Author: Rosie Bescoby, Clinical Animal Behaviourist
Rosie Bescoby owns and runs Pet Sense which provides behavioural consultations for cats in and around Bristol and North Somerset. She is a full member of the Association of Pet Behaviour Counsellors (APBC), an Animal Behaviour & Training Council (ABTC) registered Clinical Animal Behaviourist, and is a frequent contributor to articles for newspapers, magazines and scientific journals.
Providing cats with opportunities to gain reinforcement from the environment, rather than all the good stuff coming from you, can help encourage independent behaviour. For example, if you normally feed your cats at set times of the day, consider providing activity feeders that provide both physical and mental stimulation to get the cat to work for their food (as they would naturally have to hunt for their food) or place food around the house or garden for your cats to search for (as they are also natural scavengers).
Feeding smaller meals more frequently fulfils their natural eating habits and helps reduce the salience of meal times. A timed feeder removes the association with you providing the food as well – provided there is no medical reason why your cat cannot be fed at different times of the day
Whilst interactive play sessions are hugely important for all cats, we can also encourage some independent play by providing items for the cat to hunt and chase too. Having a variety of textured toys that have different sounds (squeaks, bells, rustles etc) and even smells (e.g. catnip) and rotating these on a regular basis, placing them for your cat to find (maybe hidey holes where mice might choose to hide) or hanging from string can enrich your cat’s home environment. There are also cat specific games that can be purchased, which encourage cats to play independently too.
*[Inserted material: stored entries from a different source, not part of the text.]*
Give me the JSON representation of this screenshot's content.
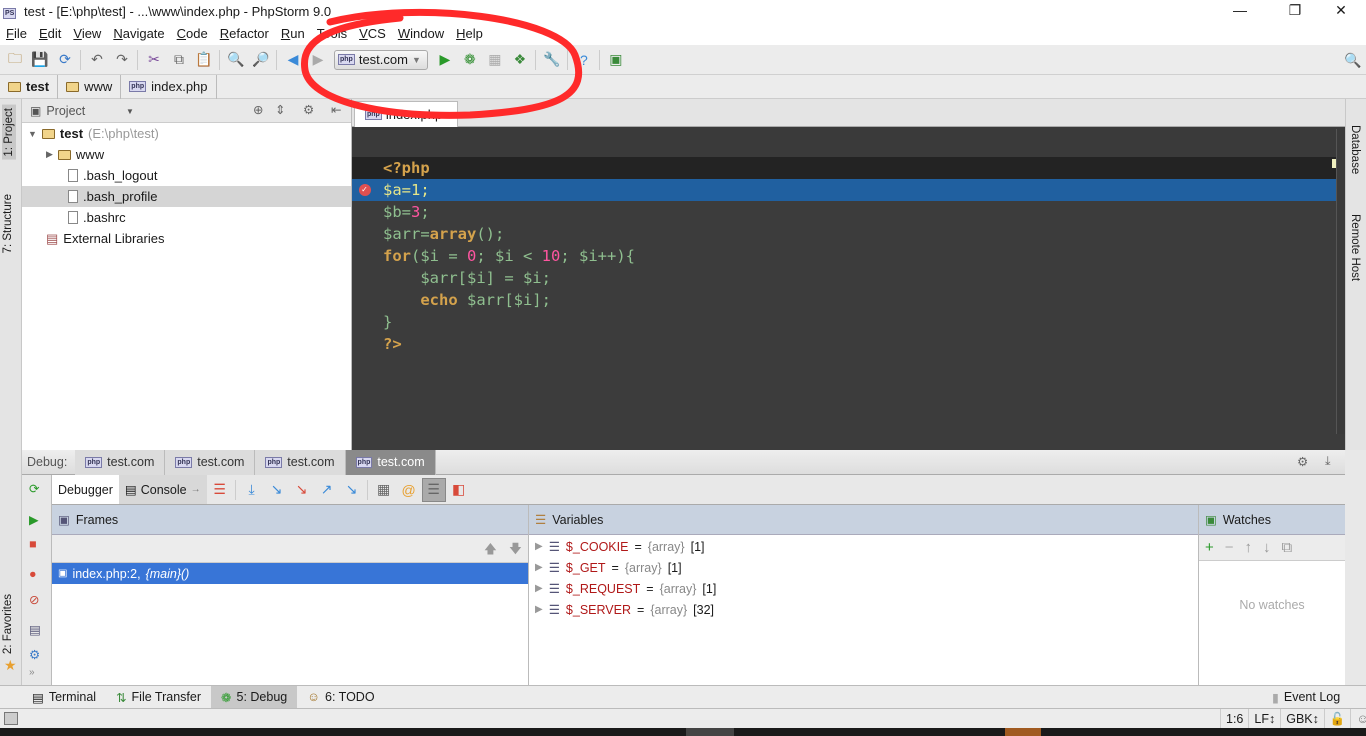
{
  "window": {
    "title": "test - [E:\\php\\test] - ...\\www\\index.php - PhpStorm 9.0"
  },
  "menu": [
    "File",
    "Edit",
    "View",
    "Navigate",
    "Code",
    "Refactor",
    "Run",
    "Tools",
    "VCS",
    "Window",
    "Help"
  ],
  "toolbar": {
    "run_config": "test.com"
  },
  "breadcrumb": [
    "test",
    "www",
    "index.php"
  ],
  "left_stripe": {
    "project": "1: Project",
    "structure": "7: Structure",
    "favorites": "2: Favorites"
  },
  "right_stripe": {
    "database": "Database",
    "remote": "Remote Host"
  },
  "project": {
    "view": "Project",
    "root": "test",
    "root_path": "(E:\\php\\test)",
    "items": [
      "www",
      ".bash_logout",
      ".bash_profile",
      ".bashrc",
      "External Libraries"
    ]
  },
  "editor": {
    "tab": "index.php",
    "lines": [
      [
        [
          "<?php",
          "kw"
        ]
      ],
      [
        [
          "$a=1;",
          ""
        ]
      ],
      [
        [
          "$b=",
          ""
        ],
        [
          "3",
          "num"
        ],
        [
          ";",
          ""
        ]
      ],
      [
        [
          "$arr=",
          ""
        ],
        [
          "array",
          "kw"
        ],
        [
          "();",
          ""
        ]
      ],
      [
        [
          "for",
          "kw"
        ],
        [
          "($i = ",
          ""
        ],
        [
          "0",
          "num"
        ],
        [
          "; $i < ",
          ""
        ],
        [
          "10",
          "num"
        ],
        [
          "; $i++){",
          ""
        ]
      ],
      [
        [
          "    $arr[$i] = $i;",
          ""
        ]
      ],
      [
        [
          "    ",
          ""
        ],
        [
          "echo",
          "kw"
        ],
        [
          " $arr[$i];",
          ""
        ]
      ],
      [
        [
          "}",
          ""
        ]
      ],
      [
        [
          "?>",
          "kw"
        ]
      ]
    ]
  },
  "debug": {
    "label": "Debug:",
    "tabs": [
      "test.com",
      "test.com",
      "test.com",
      "test.com"
    ],
    "debugger": "Debugger",
    "console": "Console",
    "frames": {
      "title": "Frames",
      "items": [
        {
          "file": "index.php:2,",
          "fn": "{main}()"
        }
      ]
    },
    "variables": {
      "title": "Variables",
      "items": [
        {
          "name": "$_COOKIE",
          "type": "{array}",
          "count": "[1]"
        },
        {
          "name": "$_GET",
          "type": "{array}",
          "count": "[1]"
        },
        {
          "name": "$_REQUEST",
          "type": "{array}",
          "count": "[1]"
        },
        {
          "name": "$_SERVER",
          "type": "{array}",
          "count": "[32]"
        }
      ]
    },
    "watches": {
      "title": "Watches",
      "empty": "No watches"
    }
  },
  "bottom_tabs": [
    "Terminal",
    "File Transfer",
    "5: Debug",
    "6: TODO"
  ],
  "event_log": "Event Log",
  "status": {
    "position": "1:6",
    "line_sep": "LF↕",
    "encoding": "GBK↕"
  },
  "colors": {
    "selection": "#2060a0",
    "frame_selection": "#3875d7",
    "annotation": "#ff2a2a"
  }
}
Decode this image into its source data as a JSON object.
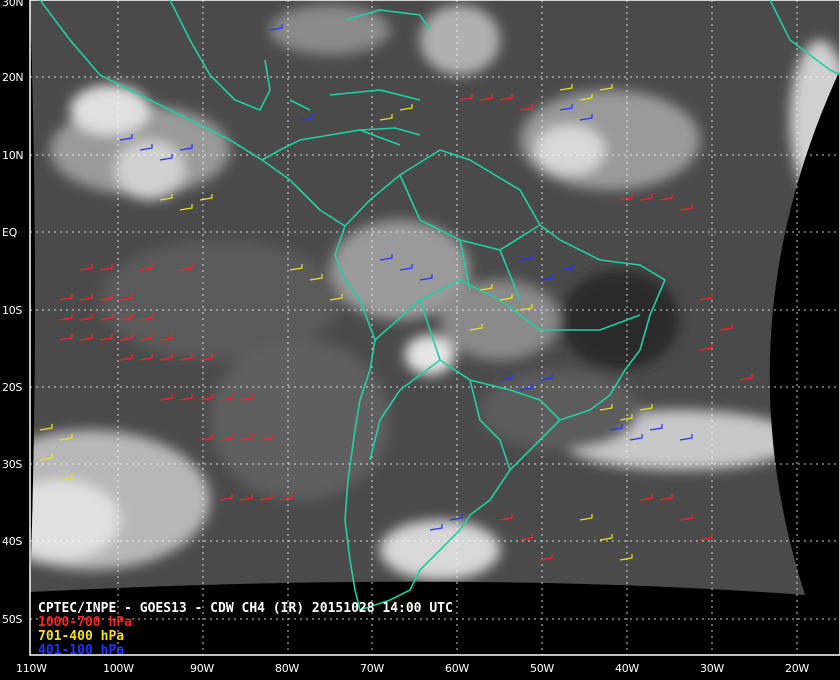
{
  "caption": {
    "title": "CPTEC/INPE - GOES13 - CDW CH4 (IR) 20151028 14:00 UTC",
    "legend": [
      {
        "label": "1000-700 hPa",
        "color": "#ff2020"
      },
      {
        "label": "701-400 hPa",
        "color": "#f0e020"
      },
      {
        "label": "401-100 hPa",
        "color": "#2233ff"
      }
    ]
  },
  "lat_labels": [
    "30N",
    "20N",
    "10N",
    "EQ",
    "10S",
    "20S",
    "30S",
    "40S",
    "50S"
  ],
  "lon_labels": [
    "110W",
    "100W",
    "90W",
    "80W",
    "70W",
    "60W",
    "50W",
    "40W",
    "30W",
    "20W"
  ],
  "colors": {
    "background": "#000000",
    "coastline": "#20d0a0",
    "grid": "#ffffff",
    "cloud_bright": "#e8e8e8",
    "scene_gray": "#505050"
  }
}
Another tip is to look at your home from a feline perspective– are there plenty of high up perches for your cat to climb onto? Are there hiding places for them to snooze in? Are there warm, comfy areas that are off the ground (that fulfil all the criteria of your lap)?!
Providing access to shelves, tops of furniture, as well as any empty cardboard boxes from your deliveries (we know you get at least 1 a day!) can really help your cat feel more secure without involving you. This is particularly important in multi-cat households, homes with dogs, or for any cat who exhibits signs of fearfulness – because your presence might be the only time they currently feel safe.
To start with, you might create a high, comfy resting area or an empty box next to where you work and encourage your cat to settle there. Combine with placing food in this area for your cat to search for so they associate that location with something pleasant, and you should find your cat starts to make the choice to settle more independently away from you and copes better when you leave them at home alone.